Poula Mohamad Mustapha Shafik

Date of death: Tuesday, 4 February 2020

Number of Readers: 2

Known asNadia Lotfi


Date of birth 3 January 1937

Date of death 4 February 2020

Nadia was born in Cairo to an Egyptian Muslim family from Sohag, Mohamed and Fatma. Nadia began acting as a hobby; when she was 10 years old she participated in a play at her school and did very well. When the 24-year-old was about to make her screen debut in 1958, Omar Sharif was the reigning king of Egyptian cinema, and his wife, Egyptian superstar Faten Hamama, its queen. The star couple had just had a smash hit with the film La Anam with Hamama as "Nadia Lotfy", a willful teen who destroys her father's marriage. Young Paula appropriated the name.

With her fresh new name, the young actress was spotted by director Ramsis Naguib and she took her first role in a modest, black & white drama, Soultan in 1958.[4] Her second picture was a smaller role in one of the film landmarks of its time, Cairo Station.
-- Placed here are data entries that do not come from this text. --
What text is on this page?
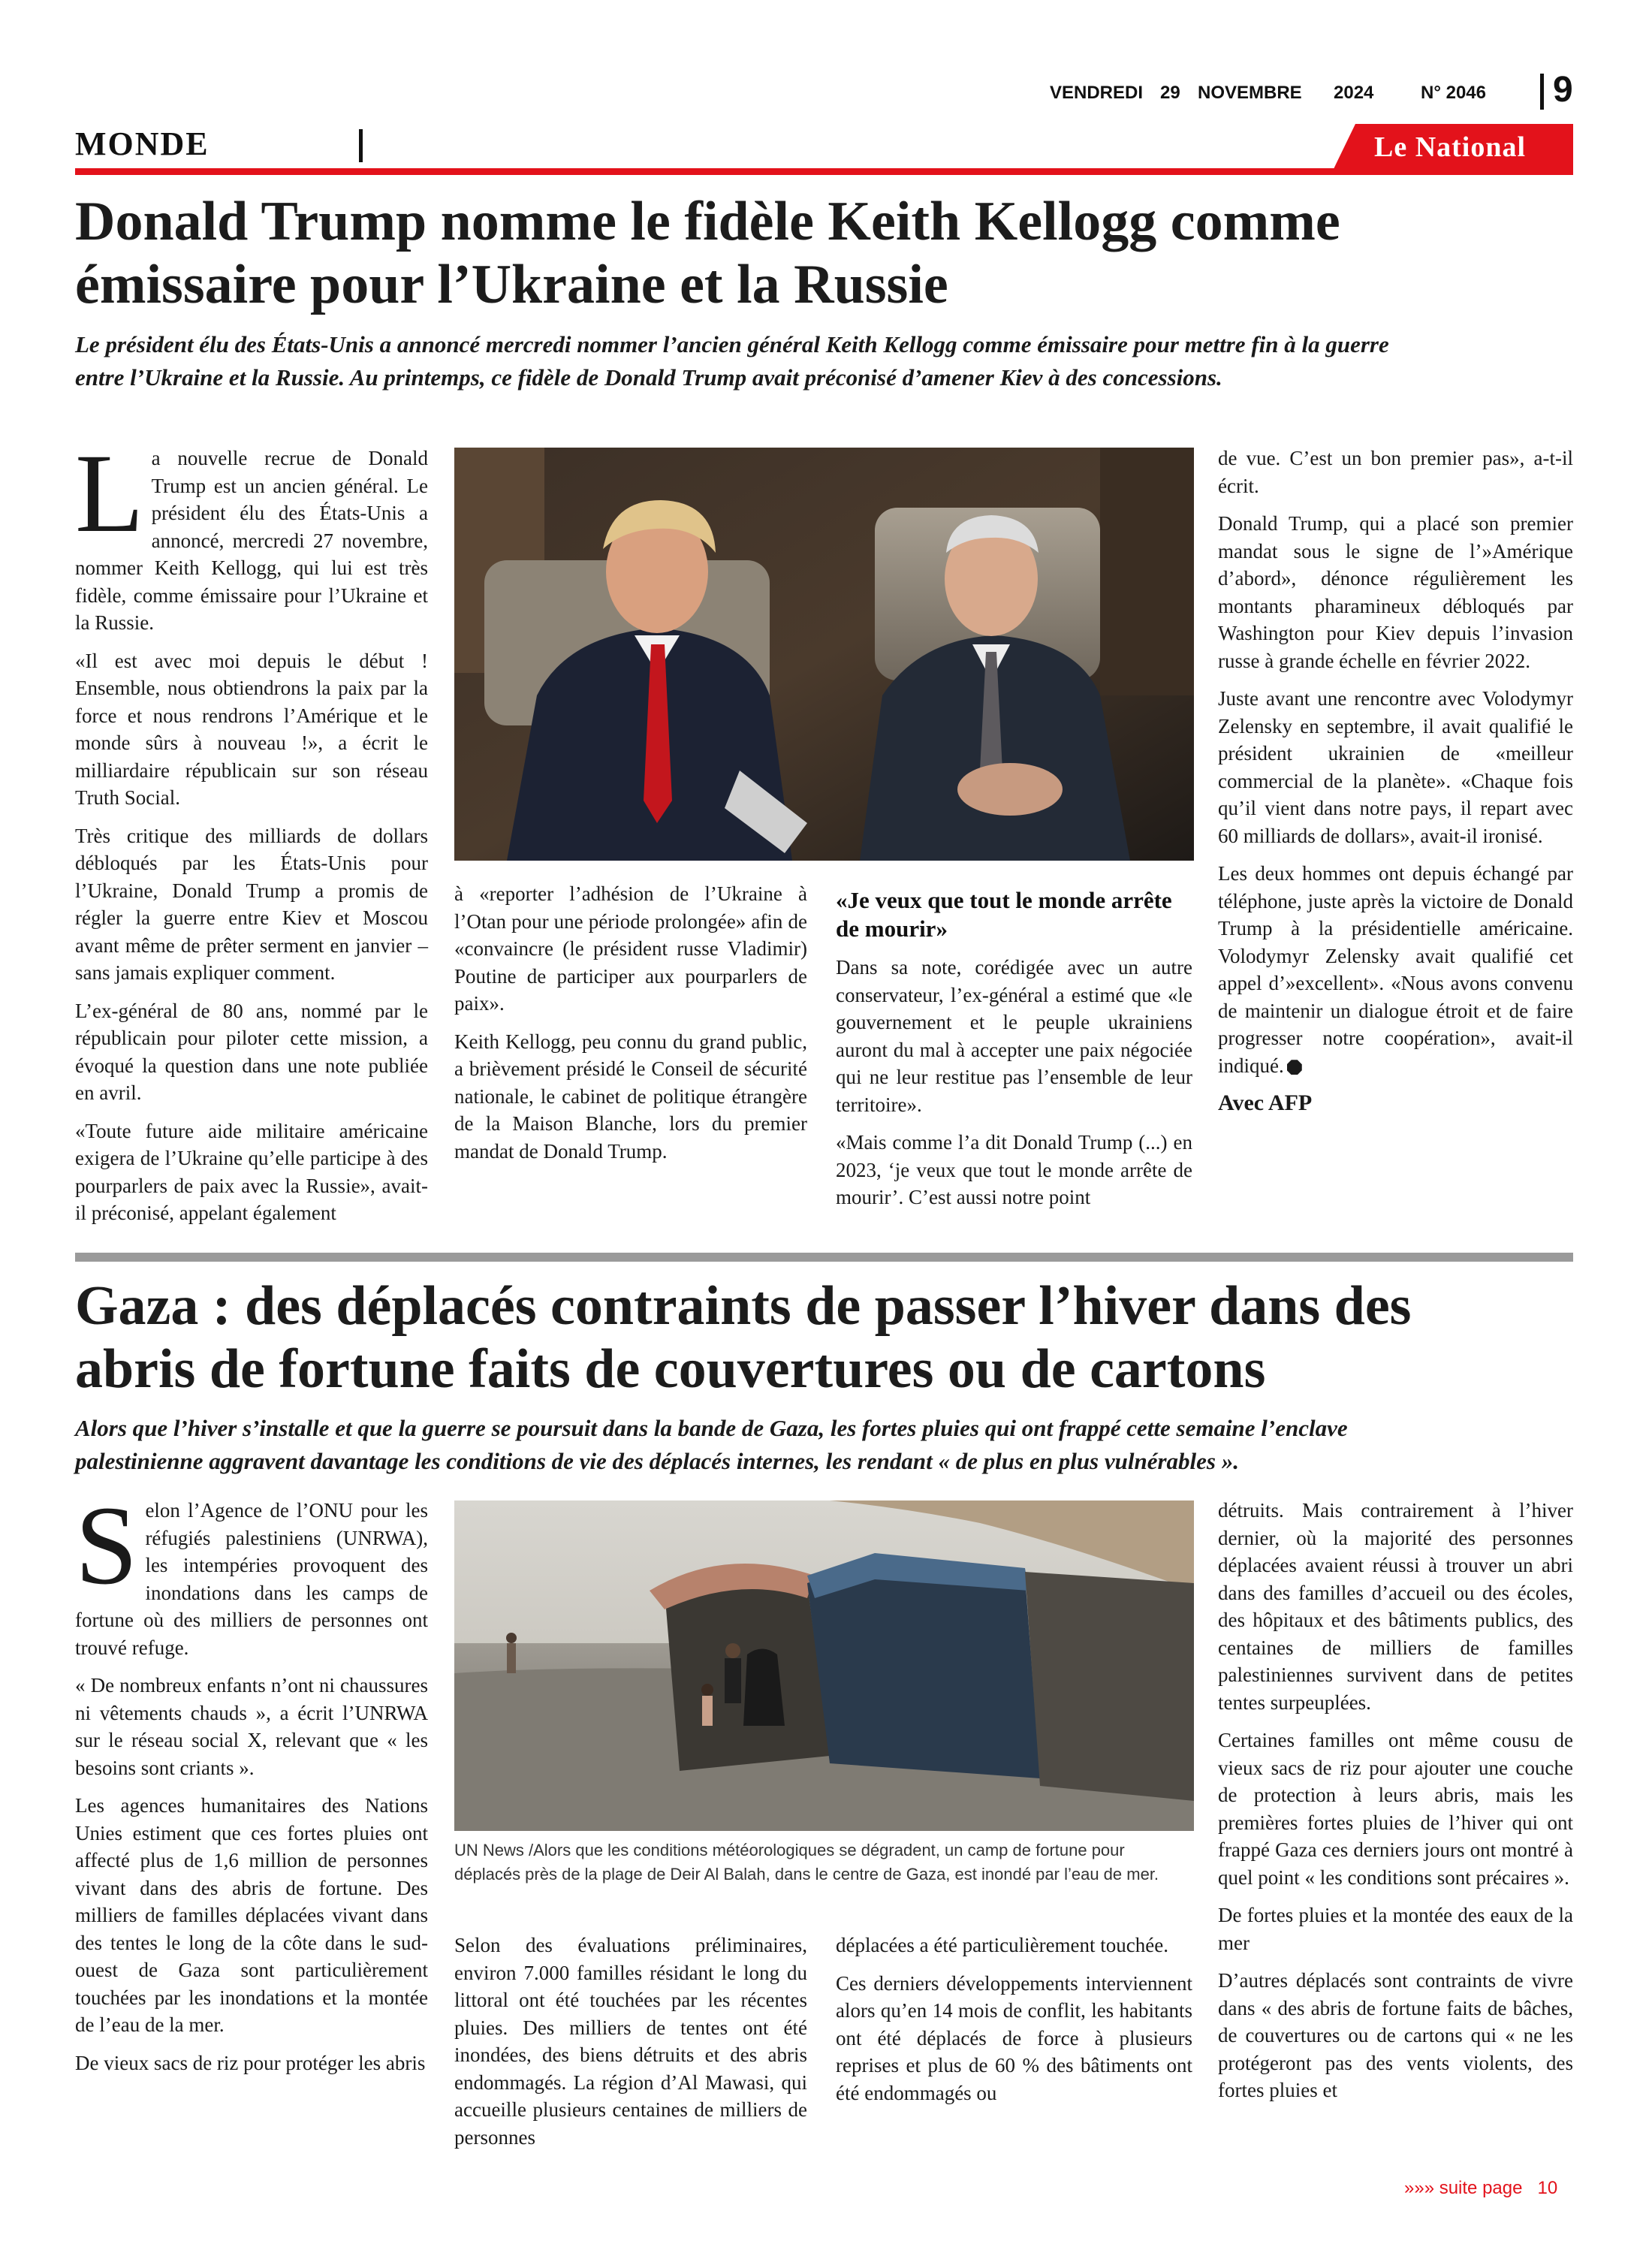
VENDREDI 29 NOVEMBRE 2024	N° 2046 9
MONDE	Le National
Donald Trump nomme le fidèle Keith Kellogg comme
émissaire pour l’Ukraine et la Russie

Le président élu des États-Unis a annoncé mercredi nommer l’ancien général Keith Kellogg comme émissaire pour mettre fin à la guerre
entre l’Ukraine et la Russie. Au printemps, ce fidèle de Donald Trump avait préconisé d’amener Kiev à des concessions.

La nouvelle recrue de Donald Trump est un ancien général. Le président élu des États-Unis a annoncé, mercredi 27 novembre, nommer Keith Kellogg, qui lui est très fidèle, comme émissaire pour l’Ukraine et la Russie.

«Il est avec moi depuis le début ! Ensemble, nous obtiendrons la paix par la force et nous rendrons l’Amérique et le monde sûrs à nouveau !», a écrit le milliardaire républicain sur son réseau Truth Social.

Très critique des milliards de dollars débloqués par les États-Unis pour l’Ukraine, Donald Trump a promis de régler la guerre entre Kiev et Moscou avant même de prêter serment en janvier – sans jamais expliquer comment.

L’ex-général de 80 ans, nommé par le républicain pour piloter cette mission, a évoqué la question dans une note publiée en avril.

«Toute future aide militaire américaine exigera de l’Ukraine qu’elle participe à des pourparlers de paix avec la Russie», avait-il préconisé, appelant également

à «reporter l’adhésion de l’Ukraine à l’Otan pour une période prolongée» afin de «convaincre (le président russe Vladimir) Poutine de participer aux pourparlers de paix».

Keith Kellogg, peu connu du grand public, a brièvement présidé le Conseil de sécurité nationale, le cabinet de politique étrangère de la Maison Blanche, lors du premier mandat de Donald Trump.

«Je veux que tout le monde arrête de mourir»

Dans sa note, corédigée avec un autre conservateur, l’ex-général a estimé que «le gouvernement et le peuple ukrainiens auront du mal à accepter une paix négociée qui ne leur restitue pas l’ensemble de leur territoire».

«Mais comme l’a dit Donald Trump (...) en 2023, ‘je veux que tout le monde arrête de mourir’. C’est aussi notre point

de vue. C’est un bon premier pas», a-t-il écrit.

Donald Trump, qui a placé son premier mandat sous le signe de l’»Amérique d’abord», dénonce régulièrement les montants pharamineux débloqués par Washington pour Kiev depuis l’invasion russe à grande échelle en février 2022.

Juste avant une rencontre avec Volodymyr Zelensky en septembre, il avait qualifié le président ukrainien de «meilleur commercial de la planète». «Chaque fois qu’il vient dans notre pays, il repart avec 60 milliards de dollars», avait-il ironisé.

Les deux hommes ont depuis échangé par téléphone, juste après la victoire de Donald Trump à la présidentielle américaine. Volodymyr Zelensky avait qualifié cet appel d’»excellent». «Nous avons convenu de maintenir un dialogue étroit et de faire progresser notre coopération», avait-il indiqué.

Avec AFP

Gaza : des déplacés contraints de passer l’hiver dans des
abris de fortune faits de couvertures ou de cartons

Alors que l’hiver s’installe et que la guerre se poursuit dans la bande de Gaza, les fortes pluies qui ont frappé cette semaine l’enclave
palestinienne aggravent davantage les conditions de vie des déplacés internes, les rendant « de plus en plus vulnérables ».

Selon l’Agence de l’ONU pour les réfugiés palestiniens (UNRWA), les intempéries provoquent des inondations dans les camps de fortune où des milliers de personnes ont trouvé refuge.

« De nombreux enfants n’ont ni chaussures ni vêtements chauds », a écrit l’UNRWA sur le réseau social X, relevant que « les besoins sont criants ».

Les agences humanitaires des Nations Unies estiment que ces fortes pluies ont affecté plus de 1,6 million de personnes vivant dans des abris de fortune. Des milliers de familles déplacées vivant dans des tentes le long de la côte dans le sud-ouest de Gaza sont particulièrement touchées par les inondations et la montée de l’eau de la mer.

De vieux sacs de riz pour protéger les abris

UN News /Alors que les conditions météorologiques se dégradent, un camp de fortune pour déplacés près de la plage de Deir Al Balah, dans le centre de Gaza, est inondé par l’eau de mer.

Selon des évaluations préliminaires, environ 7.000 familles résidant le long du littoral ont été touchées par les récentes pluies. Des milliers de tentes ont été inondées, des biens détruits et des abris endommagés. La région d’Al Mawasi, qui accueille plusieurs centaines de milliers de personnes

déplacées a été particulièrement touchée.

Ces derniers développements interviennent alors qu’en 14 mois de conflit, les habitants ont été déplacés de force à plusieurs reprises et plus de 60 % des bâtiments ont été endommagés ou

détruits. Mais contrairement à l’hiver dernier, où la majorité des personnes déplacées avaient réussi à trouver un abri dans des familles d’accueil ou des écoles, des hôpitaux et des bâtiments publics, des centaines de milliers de familles palestiniennes survivent dans de petites tentes surpeuplées.

Certaines familles ont même cousu de vieux sacs de riz pour ajouter une couche de protection à leurs abris, mais les premières fortes pluies de l’hiver qui ont frappé Gaza ces derniers jours ont montré à quel point « les conditions sont précaires ».

De fortes pluies et la montée des eaux de la mer

D’autres déplacés sont contraints de vivre dans « des abris de fortune faits de bâches, de couvertures ou de cartons qui « ne les protégeront pas des vents violents, des fortes pluies et

»»» suite page 10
In 1963, she played a Frankish woman warrior of the Crusade era, donning full armor to go into battle against her Christian-Arab lover, in Naser Salah el Dine (occasionally shown on US TV as Saladin and the Great Crusades).

Lutfi and co-star Soad Hosny played women geologists who, denied employment, respond by disguising themselves as men and going to work, where they find they must suppress their romantic instincts to sustain the disguise. In the mid-1960s, she starred in two films that were based on stories by Nobel-winning author Naguib Mahfouz, just a few years following the publication of his widely banned novel of Moses, Jesus and Mohammed, Children of Gebelawi. Lutfi finished the decade starring in 1969's Abi foq al-Shagara, as a nightclub dancer who beds a much younger man, then discovers that she once knew his father equally well. She starred in several films with Soad Hosni, including Al-Saba' Banat (The Seven Girls).

In the 1970s, her career wound down as Egypt's "Golden Age" for films came to a close. Having made close to 50 films in the first 11 years of her career, she only made three in the decade that followed, and did not work in films since 1981. In 2006, she returned to the spotlight when a video by young Lebanese singer Nourhanne recreated a musical scene from one of her first films, Bain al Qasrayn.[citation needed]

In 2014, the Cairo International Film Festival paid tribute to Nadia Lutfi by using her photo on the Festival's official poster.